Par ordonnance du 4 octobre 2024 à 14h43, le magistrat du siège désigné par le président du tribunal judiciaire de Toulouse a ordonné la prolongation de la rétention de [Y] [M] pour une durée de vingt-six jours, décision confirmée par ordonnance du magistrat délégué à la cour d'appel de Toulouse par ordonnance du 7 octobre 2024 à 11h30.
Par requête du 28 octobre 2024, reçue au greffe le même jour, le préfet du Tarn-et-Garonne a demandé la prolongation de la rétention de [Y] [M] dans des locaux ne relevant pas de l'administration pénitentiaire pour une durée de trente jours (deuxième prolongation).
A l'audience du 29 octobre 2024, [Y] [M] indique avoir fait 14 ans de service dans l'armée marocaine et avoir sollicité l'asile en France. Il prétend vouloir quitter la France pour l'Espagne désormais, et affirme qu'il ne retournera pas au Maroc. Il reconnaît avoir refusé de monter dans l'avion à l'occasion des routing organisés par la préfecture.
Le représentant de la préfecture, entendu, soutient la demande de prolongation du préfet du Tarn-et-Garonne.
Le conseil de [Y] [M] s'en rapporte.
MOTIFS DE LA DÉCISION :
Sur la prolongation de la rétention
Aux termes de l'article L741-3 du CESEDA un étranger ne peut être placé ou maintenu en rétention que pour le temps strictement nécessaire à son départ. L'administration exerce toute diligence à cet effet.

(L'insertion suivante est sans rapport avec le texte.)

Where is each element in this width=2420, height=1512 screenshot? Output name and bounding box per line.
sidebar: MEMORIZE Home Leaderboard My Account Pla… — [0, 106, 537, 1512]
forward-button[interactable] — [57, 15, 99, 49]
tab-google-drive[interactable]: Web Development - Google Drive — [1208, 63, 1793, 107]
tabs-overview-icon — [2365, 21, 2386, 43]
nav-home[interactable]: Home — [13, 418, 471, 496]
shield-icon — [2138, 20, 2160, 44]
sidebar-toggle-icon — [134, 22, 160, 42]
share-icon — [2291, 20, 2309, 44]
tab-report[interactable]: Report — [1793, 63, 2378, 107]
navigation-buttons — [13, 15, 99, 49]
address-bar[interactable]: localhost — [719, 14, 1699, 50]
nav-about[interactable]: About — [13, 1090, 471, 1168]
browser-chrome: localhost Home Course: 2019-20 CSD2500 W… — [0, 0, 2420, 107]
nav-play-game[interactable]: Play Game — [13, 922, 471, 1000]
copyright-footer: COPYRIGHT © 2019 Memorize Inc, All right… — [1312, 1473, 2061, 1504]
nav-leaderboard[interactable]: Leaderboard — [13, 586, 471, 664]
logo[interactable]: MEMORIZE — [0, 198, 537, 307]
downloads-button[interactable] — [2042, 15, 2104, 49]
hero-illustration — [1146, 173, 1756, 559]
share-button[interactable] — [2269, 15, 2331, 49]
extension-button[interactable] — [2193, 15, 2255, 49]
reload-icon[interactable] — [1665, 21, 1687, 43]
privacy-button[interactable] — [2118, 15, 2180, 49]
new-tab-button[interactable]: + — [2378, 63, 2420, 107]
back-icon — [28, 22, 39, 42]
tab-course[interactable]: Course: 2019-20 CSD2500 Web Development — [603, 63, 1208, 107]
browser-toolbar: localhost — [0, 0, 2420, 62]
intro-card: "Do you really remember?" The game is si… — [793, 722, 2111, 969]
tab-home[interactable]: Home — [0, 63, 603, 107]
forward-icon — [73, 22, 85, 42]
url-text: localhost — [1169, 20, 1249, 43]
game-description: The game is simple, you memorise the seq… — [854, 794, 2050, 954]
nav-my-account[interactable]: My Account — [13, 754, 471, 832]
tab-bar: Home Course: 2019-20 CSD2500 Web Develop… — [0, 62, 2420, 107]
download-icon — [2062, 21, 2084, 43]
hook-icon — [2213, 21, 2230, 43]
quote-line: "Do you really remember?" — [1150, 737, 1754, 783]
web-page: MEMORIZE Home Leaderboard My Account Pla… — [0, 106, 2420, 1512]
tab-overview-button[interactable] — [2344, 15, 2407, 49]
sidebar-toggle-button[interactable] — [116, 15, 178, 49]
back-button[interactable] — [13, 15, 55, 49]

Aux termes de l'article L. 742-4 du CESEDA, le magistrat du siège du tribunal judiciaire peut, dans les mêmes conditions qu'à l'article L. 742-1, être à nouveau saisi aux fins de prolongation du maintien en rétention au-delà de trente jours, dans les cas suivants :
1° En cas d'urgence absolue ou de menace pour l'ordre public ;
2° Lorsque l'impossibilité d'exécuter la décision d'éloignement résulte de la perte ou de la destruction des documents de voyage de l'intéressé, de la dissimulation par celui-ci de son identité ou de l'obstruction volontaire faite à son éloignement ;
3° Lorsque la décision d'éloignement n'a pu être exécutée en raison :
a) du défaut de délivrance des documents de voyage par le consulat dont relève l'intéressé ou lorsque la délivrance des documents de voyage est intervenue trop tardivement pour procéder à l'exécution de la décision d'éloignement ;
b) de l'absence de moyens de transport.
L'étranger peut être maintenu à disposition de la justice dans les conditions prévues à l'article L. 742-2.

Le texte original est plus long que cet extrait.